The International Cricket Council has tabled an anti-doping code it says satisfies WADA's 'whereabouts' rule but will not force many elite cricketers to provide information on their location away from the game.
According to an excerpt of a draft code forwarded to Reuters on Thursday, member nations' 11 top-ranked one-day international cricketers on a "National Player Pool" would only need to provide "cricket whereabouts information" rather than their personal whereabouts at all times.
The more rigorous application of the rule -- including compelling athletes to nominate their whereabouts for an hour every day over a quarterly period -- would only apply to cricketers placed on a registered testing pool.

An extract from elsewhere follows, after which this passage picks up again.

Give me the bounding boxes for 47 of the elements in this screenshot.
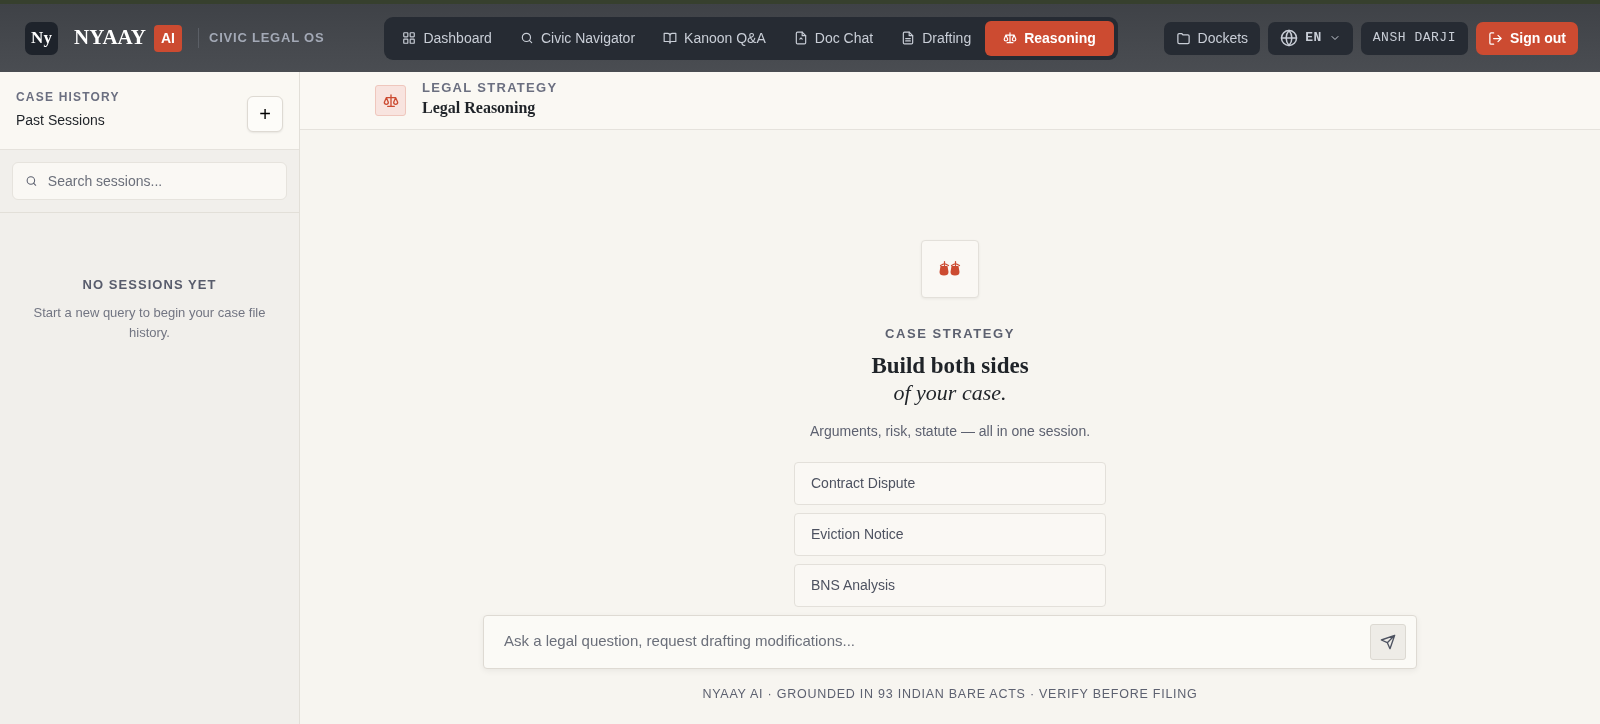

These would be confined to players with past doping offences, those unfit or with injuries that sideline them for at least three months and those demoted from the National Player Pool for whereabouts-related violations.

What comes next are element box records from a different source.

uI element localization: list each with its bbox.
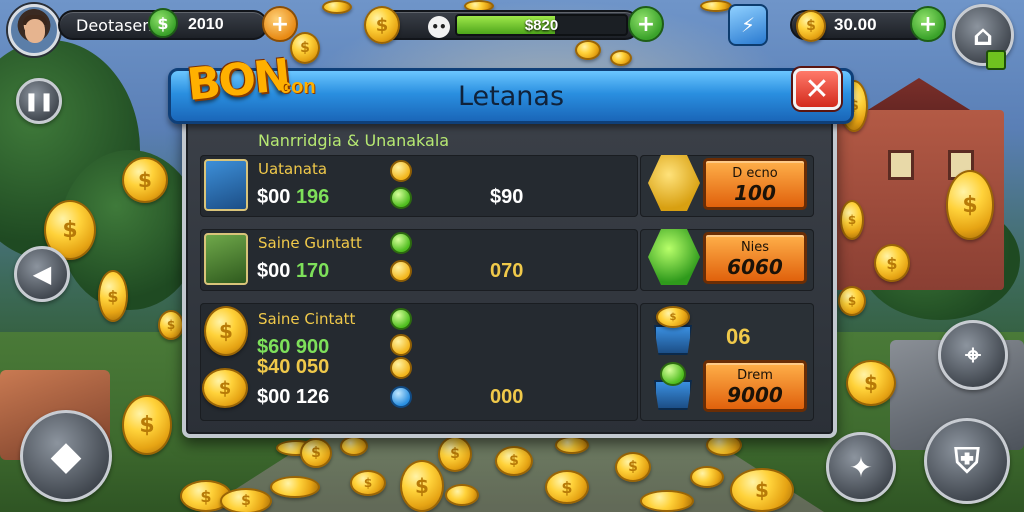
add-gems-button[interactable]: +: [262, 6, 298, 42]
green-orb-icon: [660, 362, 686, 386]
ghost-icon: ••: [428, 16, 450, 38]
buy-button[interactable]: Drem 9000: [703, 360, 807, 412]
coin-icon: $: [838, 286, 866, 316]
attack-button[interactable]: ✦: [826, 432, 896, 502]
coin-icon: $: [846, 360, 896, 406]
joystick-button[interactable]: ◆: [20, 410, 112, 502]
coin-icon: [610, 50, 632, 66]
close-button[interactable]: ✕: [793, 68, 841, 110]
item-price-line: $40 050: [257, 356, 330, 378]
item-price: $00 196: [257, 186, 330, 208]
pause-button[interactable]: ❚❚: [16, 78, 62, 124]
coin-icon: $: [656, 306, 690, 328]
blue-gem-icon: [390, 386, 412, 408]
xp-progress-bar: $820: [455, 14, 628, 36]
coin-icon: $: [98, 270, 128, 322]
lightning-shield-icon: ⚡: [728, 4, 768, 46]
side-value: 06: [726, 324, 751, 349]
logo-subtext: con: [280, 76, 316, 98]
item-label: Uatanata: [258, 160, 328, 178]
buy-button[interactable]: Nies 6060: [703, 232, 807, 284]
item-price-line: $00 126: [257, 386, 330, 408]
coin-icon: $: [364, 6, 400, 44]
shield-emblem-button[interactable]: ⛨: [924, 418, 1010, 504]
add-xp-button[interactable]: +: [628, 6, 664, 42]
item-icon-blue-crest: [204, 159, 248, 211]
coin-icon: $: [220, 488, 272, 512]
coin-icon: [340, 436, 368, 456]
game-logo: BON con: [185, 50, 330, 122]
dollar-gem-icon: $: [148, 8, 178, 38]
coin-icon: [575, 40, 601, 60]
coin-icon: $: [874, 244, 910, 282]
green-gem-icon: [390, 187, 412, 209]
coin-icon: $: [122, 157, 168, 203]
coin-icon: $: [158, 310, 184, 340]
avatar-face: [25, 19, 45, 43]
panel-subtitle: Nanrridgia & Unanakala: [258, 131, 450, 150]
item-price: $00 170: [257, 260, 330, 282]
green-gem-icon: [390, 232, 412, 254]
coin-icon: $: [495, 446, 533, 476]
coin-icon: $: [438, 436, 472, 472]
buy-button[interactable]: D ecno 100: [703, 158, 807, 210]
coin-icon: $: [840, 200, 864, 240]
coin-icon: $: [946, 170, 994, 240]
coin-balance: 30.00: [834, 15, 877, 34]
gem-balance: 2010: [188, 16, 224, 33]
blue-bucket-icon: [654, 325, 692, 355]
coin-icon: $: [796, 10, 826, 42]
green-gem-icon: [390, 308, 412, 330]
gold-gem-icon: [390, 357, 412, 379]
coin-icon: $: [615, 452, 651, 482]
signal-bars-icon: [986, 50, 1006, 70]
coin-icon: [270, 476, 320, 498]
coin-icon: [445, 484, 479, 506]
coin-icon: $: [202, 368, 248, 408]
coin-icon: $: [204, 306, 248, 356]
item-value: 070: [490, 260, 524, 282]
map-button[interactable]: ⌖: [938, 320, 1008, 390]
xp-progress-text: $820: [524, 17, 559, 34]
coin-icon: $: [545, 470, 589, 504]
item-value: $90: [490, 186, 524, 208]
gold-gem-icon: [390, 160, 412, 182]
coin-icon: $: [350, 470, 386, 496]
coin-icon: [690, 466, 724, 488]
house-window: [888, 150, 914, 180]
gold-gem-icon: [390, 260, 412, 282]
player-avatar[interactable]: [8, 4, 60, 56]
add-coins-button[interactable]: +: [910, 6, 946, 42]
coin-icon: [322, 0, 352, 14]
item-label: Saine Guntatt: [258, 234, 362, 252]
item-icon-scroll: [204, 233, 248, 285]
logo-text: BON: [184, 49, 292, 111]
item-value: 000: [490, 386, 524, 408]
back-arrow-button[interactable]: ◀: [14, 246, 70, 302]
coin-icon: [640, 490, 694, 512]
coin-icon: $: [730, 468, 794, 512]
gold-gem-icon: [390, 334, 412, 356]
coin-icon: $: [122, 395, 172, 455]
item-label: Saine Cintatt: [258, 310, 356, 328]
coin-icon: $: [400, 460, 444, 512]
coin-icon: $: [300, 438, 332, 468]
coin-icon: [555, 436, 589, 454]
player-name: Deotasen: [76, 15, 153, 35]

The code, which has already been distributed to member nations for sign-off, follows more than a year of wrangling between the ICC and cricket boards, with opposition to the whereabouts rule led by the powerful Board of Control for Cricket in India.
Indian media reports on Thursday cast the relatively lenient code as a victory for its cricketers, who in particular had objected to the rule, citing security and privacy concerns in a country where the sport enjoys a fanatical following.

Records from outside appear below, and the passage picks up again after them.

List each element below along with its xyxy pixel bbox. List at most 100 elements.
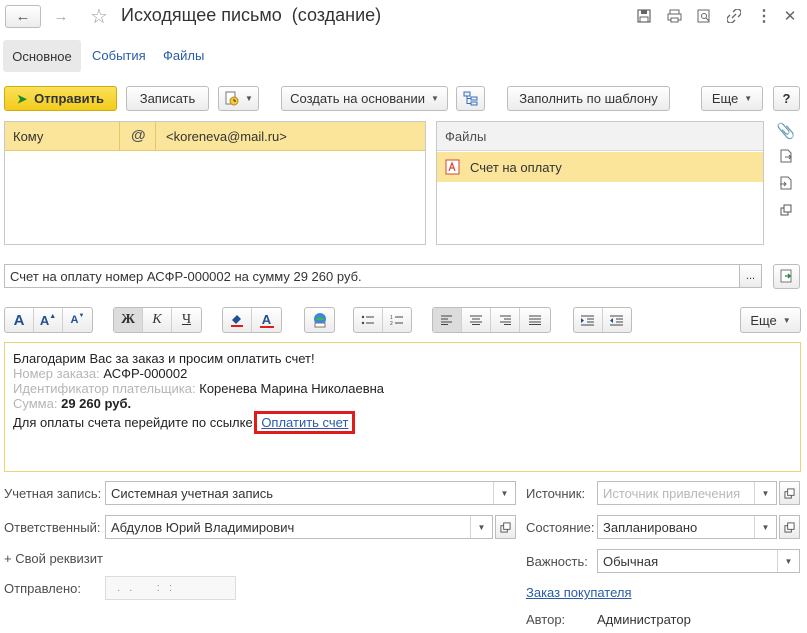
numbered-list-button[interactable]: 12 xyxy=(383,308,411,332)
customer-order-link[interactable]: Заказ покупателя xyxy=(526,585,632,600)
file-import-button[interactable] xyxy=(776,173,796,193)
file-edit-button[interactable] xyxy=(776,146,796,166)
document-actions-button[interactable]: ▼ xyxy=(218,86,259,111)
align-justify-button[interactable] xyxy=(520,308,549,332)
link-icon xyxy=(727,9,741,23)
recipient-type-label: Кому xyxy=(13,129,44,144)
send-arrow-icon: ➤ xyxy=(17,91,28,106)
chevron-down-icon: ▼ xyxy=(477,522,486,532)
font-decrease-button[interactable]: A ▼ xyxy=(63,308,92,332)
hierarchy-icon xyxy=(463,91,478,106)
file-row[interactable]: Счет на оплату xyxy=(437,152,763,182)
state-dropdown[interactable]: ▼ xyxy=(754,516,776,538)
file-open-button[interactable] xyxy=(776,200,796,220)
arrow-left-icon: ← xyxy=(15,8,31,25)
state-open-button[interactable] xyxy=(779,515,800,539)
files-header-label: Файлы xyxy=(445,129,487,144)
structure-button[interactable] xyxy=(456,86,485,111)
account-dropdown[interactable]: ▼ xyxy=(493,482,515,504)
body-line-sum: Сумма: 29 260 руб. xyxy=(13,396,792,411)
favorite-star-button[interactable]: ☆ xyxy=(87,3,111,29)
back-button[interactable]: ← xyxy=(5,5,41,28)
tab-main[interactable]: Основное xyxy=(3,40,81,72)
source-placeholder: Источник привлечения xyxy=(603,485,741,501)
svg-text:2: 2 xyxy=(390,321,393,326)
create-based-on-button[interactable]: Создать на основании ▼ xyxy=(281,86,448,111)
paint-bucket-icon xyxy=(231,315,243,327)
close-button[interactable]: ✕ xyxy=(780,6,800,26)
recipient-row[interactable]: Кому @ <koreneva@mail.ru> xyxy=(5,122,425,151)
message-body-editor[interactable]: Благодарим Вас за заказ и просим оплатит… xyxy=(4,342,801,472)
bold-label: Ж xyxy=(121,312,135,327)
dropdown-caret-icon: ▼ xyxy=(744,94,753,103)
list-group: 12 xyxy=(353,307,412,333)
increase-caret-icon: ▲ xyxy=(49,312,57,320)
print-button[interactable] xyxy=(664,6,684,26)
star-icon: ☆ xyxy=(90,5,108,28)
bold-button[interactable]: Ж xyxy=(114,308,143,332)
responsible-select[interactable]: Абдулов Юрий Владимирович ▼ xyxy=(105,515,493,539)
importance-select[interactable]: Обычная ▼ xyxy=(597,549,800,573)
subject-action-button[interactable] xyxy=(773,264,800,289)
search-preview-button[interactable] xyxy=(694,6,714,26)
state-select[interactable]: Запланировано ▼ xyxy=(597,515,777,539)
align-right-icon xyxy=(500,315,511,325)
source-select[interactable]: Источник привлечения ▼ xyxy=(597,481,777,505)
link-button[interactable] xyxy=(724,6,744,26)
format-more-button[interactable]: Еще ▼ xyxy=(740,307,801,333)
text-style-group: Ж К Ч xyxy=(113,307,202,333)
subject-select-button[interactable]: ... xyxy=(739,264,762,288)
font-large-button[interactable]: A xyxy=(5,308,34,332)
align-right-button[interactable] xyxy=(491,308,520,332)
importance-dropdown[interactable]: ▼ xyxy=(777,550,799,572)
align-left-button[interactable] xyxy=(433,308,462,332)
pay-link[interactable]: Оплатить счет xyxy=(261,415,348,430)
tab-files[interactable]: Файлы xyxy=(163,48,204,63)
subject-input[interactable]: Счет на оплату номер АСФР-000002 на сумм… xyxy=(4,264,740,288)
more-label: Еще xyxy=(711,91,739,106)
forward-button[interactable]: → xyxy=(46,5,76,28)
sent-date-field[interactable]: . . : : xyxy=(105,576,236,600)
italic-button[interactable]: К xyxy=(143,308,172,332)
help-button[interactable]: ? xyxy=(773,86,800,111)
chevron-down-icon: ▼ xyxy=(500,488,509,498)
background-color-button[interactable] xyxy=(223,308,252,332)
add-custom-attribute-button[interactable]: + Свой реквизит xyxy=(4,551,103,566)
send-button[interactable]: ➤ Отправить xyxy=(4,86,117,111)
attach-file-button[interactable]: 📎 xyxy=(776,121,796,141)
indent-decrease-button[interactable] xyxy=(603,308,631,332)
source-open-button[interactable] xyxy=(779,481,800,505)
responsible-open-button[interactable] xyxy=(495,515,516,539)
font-size-group: A A ▲ A ▼ xyxy=(4,307,93,333)
tab-events[interactable]: События xyxy=(92,48,146,63)
insert-image-button[interactable] xyxy=(305,308,334,332)
menu-button[interactable]: ⋮ xyxy=(754,6,774,26)
responsible-dropdown[interactable]: ▼ xyxy=(470,516,492,538)
bullet-list-button[interactable] xyxy=(354,308,383,332)
tab-main-label: Основное xyxy=(12,48,72,64)
save-icon-button[interactable] xyxy=(634,6,654,26)
underline-button[interactable]: Ч xyxy=(172,308,201,332)
color-group: A xyxy=(222,307,282,333)
fill-by-template-button[interactable]: Заполнить по шаблону xyxy=(507,86,670,111)
open-window-icon xyxy=(784,487,795,499)
more-button[interactable]: Еще ▼ xyxy=(701,86,763,111)
indent-increase-icon xyxy=(581,315,595,325)
source-label: Источник: xyxy=(526,486,586,501)
bullet-list-icon xyxy=(361,315,374,325)
arrow-right-icon: → xyxy=(53,8,69,25)
document-clock-icon xyxy=(225,91,239,105)
indent-increase-button[interactable] xyxy=(574,308,603,332)
account-select[interactable]: Системная учетная запись ▼ xyxy=(105,481,516,505)
italic-label: К xyxy=(152,312,162,327)
align-left-icon xyxy=(441,315,452,325)
document-arrow-icon xyxy=(780,149,792,163)
tab-files-label: Файлы xyxy=(163,48,205,63)
font-color-button[interactable]: A xyxy=(252,308,281,332)
picture-icon xyxy=(313,313,326,328)
align-center-button[interactable] xyxy=(462,308,491,332)
source-dropdown[interactable]: ▼ xyxy=(754,482,776,504)
printer-icon xyxy=(667,9,681,23)
save-button[interactable]: Записать xyxy=(126,86,209,111)
font-increase-button[interactable]: A ▲ xyxy=(34,308,63,332)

An ICC spokesman refuted the reports and said the code had been drafted in consultation with the World Anti-Doping Agency (WADA) and had the body's full endorsement. He would not provide further comment.
Canada-based WADA was unavailable for comment while a spokesman from Cricket Australia confirmed they had received a copy of the anti-doping code.
"We support WADA and its codes and its objectives but there is a challenge when you're trying to come up with a code that fits every single sport in the world, and our sport has particular characteristics that are sometimes hard to package up in a homogenised way," the spokesman said.
"We're confident that we can work an outcome that satisfies WADA and allows cricket to keep operating the way it is."